Au Québec, Fillon réveille les susceptibilités

Québec 400e - vu de l'étranger


De notre envoyé spécial à Québec Bruno Jeudy - François Fillon était à Québec, jeudi, pour assister à la célébration du
400e anniversaire de la fondation de la ville. Crédits photo : AP
En parlant de la «Belle Province» comme d'un «pays», le premier ministre a
lancé un début de polémique entre les tenants de l'indépendance et ceux du
Canada uni.

François Fillon a-t-il gaffé en qualifiant le Québec de «pays» ? Ses
déclarations ont en tout cas réveillé la polémique sur l'indépendance de la
«Belle Province». Durant son séjour, le premier ministre a en effet à
plusieurs reprises prononcé le mot de «pays» en parlant du Québec. Dans son
discours lors des cérémonies du 400e anniversaire (nos éditions de
vendredi), il avait aussi invoqué le souvenir du général de Gaulle qui
lança en 1967 : «Vive le Québec libre !» Ce qui avait ravi une partie des
Québécois, même si l'idée d'indépendance n'est plus forcément au goût du
jour.
Vendredi, François Fillon a assumé ses propos : «L'histoire, c'est
l'histoire. Il n'y a aucune raison de l'ignorer.» Pour lui, c'est grâce au
général de Gaulle que la France et le Québec ont renoué leurs relations en
1967. Quant au mot «pays», il en a donné un autre sens : «C'est un mot qui
a plusieurs sens. Je suis moi-même président du pays de Sablé-sur-Sarthe.

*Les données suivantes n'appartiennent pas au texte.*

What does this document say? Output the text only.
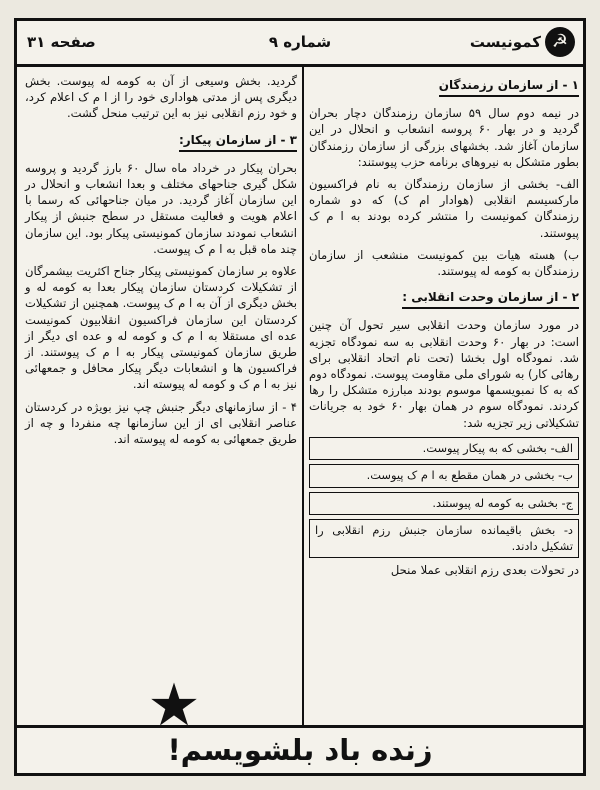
☭
کمونیست
شماره ۹
صفحه ۳۱
۱ - از سازمان رزمندگان

در نیمه دوم سال ۵۹ سازمان رزمندگان دچار بحران گردید و در بهار ۶۰ پروسه انشعاب و انحلال در این سازمان آغاز شد. بخشهای بزرگی از سازمان رزمندگان بطور متشکل به نیروهای برنامه حزب پیوستند:

الف- بخشی از سازمان رزمندگان به نام فراکسیون مارکسیسم انقلابی (هوادار ام ک) که دو شماره رزمندگان کمونیست را منتشر کرده بودند به ا م ک پیوستند.

ب) هسته هیات بین کمونیست منشعب از سازمان رزمندگان به کومه له پیوستند.

۲ - از سازمان وحدت انقلابی :

در مورد سازمان وحدت انقلابی سیر تحول آن چنین است: در بهار ۶۰ وحدت انقلابی به سه نمودگاه تجزیه شد. نمودگاه اول بخشا (تحت نام اتحاد انقلابی برای رهائی کار) به شورای ملی مقاومت پیوست. نمودگاه دوم که به کا نمبویسمها موسوم بودند مبارزه متشکل را رها کردند. نمودگاه سوم در همان بهار ۶۰ خود به جریانات تشکیلاتی زیر تجزیه شد:

الف- بخشی که به پیکار پیوست.
ب- بخشی در همان مقطع به ا م ک پیوست.
ج- بخشی به کومه له پیوستند.
د- بخش باقیمانده سازمان جنبش رزم انقلابی را تشکیل دادند.

در تحولات بعدی رزم انقلابی عملا منحل

گردید. بخش وسیعی از آن به کومه له پیوست. بخش دیگری پس از مدتی هواداری خود را از ا م ک اعلام کرد، و خود رزم انقلابی نیز به این ترتیب منحل گشت.

۳ - از سازمان پیکار:

بحران پیکار در خرداد ماه سال ۶۰ بارز گردید و پروسه شکل گیری جناحهای مختلف و بعدا انشعاب و انحلال در این سازمان آغاز گردید. در میان جناحهائی که رسما با اعلام هویت و فعالیت مستقل در سطح جنبش از پیکار انشعاب نمودند سازمان کمونیستی پیکار بود. این سازمان چند ماه قبل به ا م ک پیوست.

علاوه بر سازمان کمونیستی پیکار جناح اکثریت بیشمرگان از تشکیلات کردستان سازمان پیکار بعدا به کومه له و بخش دیگری از آن به ا م ک پیوست. همچنین از تشکیلات کردستان این سازمان فراکسیون انقلابیون کمونیست عده ای مستقلا به ا م ک و کومه له و عده ای دیگر از طریق سازمان کمونیستی پیکار به ا م ک پیوستند. از فراکسیون ها و انشعابات دیگر پیکار محافل و جمعهائی نیز به ا م ک و کومه له پیوسته اند.

۴ - از سازمانهای دیگر جنبش چپ نیز بویژه در کردستان عناصر انقلابی ای از این سازمانها چه منفردا و چه از طریق جمعهائی به کومه له پیوسته اند.

زنده باد بلشویسم!
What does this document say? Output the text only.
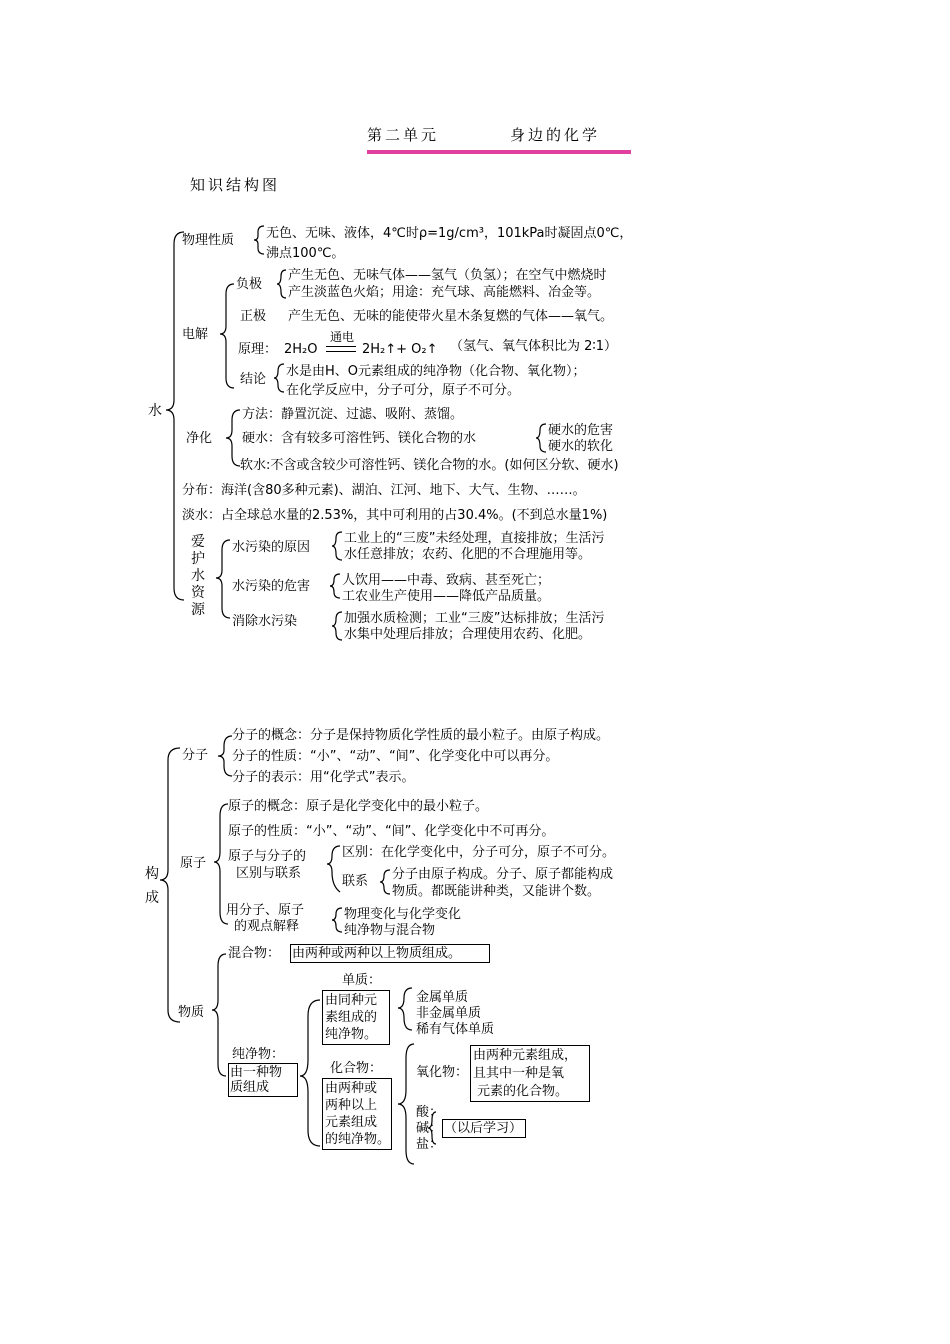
第二单元	身边的化学
知识结构图
水
物理性质 无色、无味、液体，4℃时ρ=1g/cm³，101kPa时凝固点0℃，
沸点100℃。
电解
负极
产生无色、无味气体——氢气（负氢）；在空气中燃烧时
产生淡蓝色火焰；用途：充气球、高能燃料、冶金等。
正极 产生无色、无味的能使带火星木条复燃的气体——氧气。
原理： 2H₂O
通电
2H₂↑+ O₂↑ （氢气、氧气体积比为 2∶1）
结论
水是由H、O元素组成的纯净物（化合物、氧化物）；
在化学反应中，分子可分，原子不可分。
净化
方法：静置沉淀、过滤、吸附、蒸馏。
硬水：含有较多可溶性钙、镁化合物的水
硬水的危害
硬水的软化
软水:不含或含较少可溶性钙、镁化合物的水。(如何区分软、硬水)
分布：海洋(含80多种元素)、湖泊、江河、地下、大气、生物、……。
淡水：占全球总水量的2.53%，其中可利用的占30.4%。(不到总水量1%)
爱护水资源
水污染的原因
工业上的“三废”未经处理，直接排放；生活污
水任意排放；农药、化肥的不合理施用等。
水污染的危害 人饮用——中毒、致病、甚至死亡；
工农业生产使用——降低产品质量。
消除水污染	加强水质检测；工业“三废”达标排放；生活污
水集中处理后排放；合理使用农药、化肥。
构成
分子
分子的概念：分子是保持物质化学性质的最小粒子。由原子构成。
分子的性质：“小”、“动”、“间”、化学变化中可以再分。
分子的表示：用“化学式”表示。
原子
原子的概念：原子是化学变化中的最小粒子。
原子的性质：“小”、“动”、“间”、化学变化中不可再分。
原子与分子的
区别与联系
区别：在化学变化中，分子可分，原子不可分。
联系 分子由原子构成。分子、原子都能构成
物质。都既能讲种类，又能讲个数。
用分子、原子
的观点解释
物理变化与化学变化
纯净物与混合物
物质
混合物： 由两种或两种以上物质组成。
纯净物：
由一种物
质组成
单质：
由同种元
素组成的
纯净物。
金属单质
非金属单质
稀有气体单质
化合物：
由两种或
两种以上
元素组成
的纯净物。
氧化物：
由两种元素组成，
且其中一种是氧
元素的化合物。
酸：
碱：
盐：
（以后学习）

Chez moi, un pays est un endroit où il y a des paysans !» Pas sûr que cette
justification soit appréciée côté québécois. Fillon a insisté :
«Rassurez-vous, je ne suis pas venu créer un nouvel incident
diplomatique.»
Accord de libre échange
Le premier ministre québécois, Jean Charest, s'est voulu apaisant : «Il
faut se décoincer dans la relation France-Québec quand on parle du général
de Gaulle.» Au terme de la visite, les deux premiers ministres ont signé un
accord de reconnaissance mutuelle des qualifications professionnelles.

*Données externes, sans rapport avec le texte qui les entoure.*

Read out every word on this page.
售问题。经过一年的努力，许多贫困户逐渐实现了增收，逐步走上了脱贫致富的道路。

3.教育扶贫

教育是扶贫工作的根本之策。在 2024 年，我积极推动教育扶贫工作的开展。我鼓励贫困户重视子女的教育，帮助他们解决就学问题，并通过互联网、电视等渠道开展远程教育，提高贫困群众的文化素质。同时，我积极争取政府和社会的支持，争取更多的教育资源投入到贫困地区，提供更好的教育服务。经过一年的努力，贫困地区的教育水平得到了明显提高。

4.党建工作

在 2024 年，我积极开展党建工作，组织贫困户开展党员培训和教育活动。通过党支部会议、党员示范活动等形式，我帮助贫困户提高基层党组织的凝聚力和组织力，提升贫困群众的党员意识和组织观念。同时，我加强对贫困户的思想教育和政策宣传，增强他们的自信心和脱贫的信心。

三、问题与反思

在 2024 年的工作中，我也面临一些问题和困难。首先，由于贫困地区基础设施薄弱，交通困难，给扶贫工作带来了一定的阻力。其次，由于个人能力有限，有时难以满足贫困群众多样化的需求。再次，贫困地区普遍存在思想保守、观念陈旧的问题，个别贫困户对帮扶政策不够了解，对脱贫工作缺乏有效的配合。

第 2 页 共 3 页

L'objectif est de favoriser la mobilité de la main-d'œuvre entre la France
et le Québec. Il s'agit de permettre à des médecins, des ingénieurs ou des
artisans d'exercer plus facilement. «Nous, le plombier polonais, on le
veut», s'est félicité non sans humour Jean Charest, qualifiant cet accord
sur les qualifications de «première mondiale».
La signature sera officialisée lors du sommet de la francophonie qui se
tiendra à Québec les 17, 18 et 19 octobre, en présence de Nicolas Sarkozy.
À cette occasion, le chef de l'État, qui préside pour six mois l'Union
européenne, devrait enclencher la négociation d'un accord de libre-échange
entre le Canada et l'Europe.
François Fillon a achevé vendredi soir son périple québécois à Montréal et
laissé sur place son ami Alain Juppé, qui a enseigné au Québec pendant son
exil canadien et dont la ville, Bordeaux, est jumelée avec Québec. L'ancien
premier ministre a prévu de rallier à vélo Québec à Montréal par «le chemin
du Roy». Celui qu'avait emprunté le général de Gaulle le 24 juillet 1967 à
bord d'une Cadillac. L'écolo Juppé a prévu d'effectuer les trois cents
kilomètres en trois jours.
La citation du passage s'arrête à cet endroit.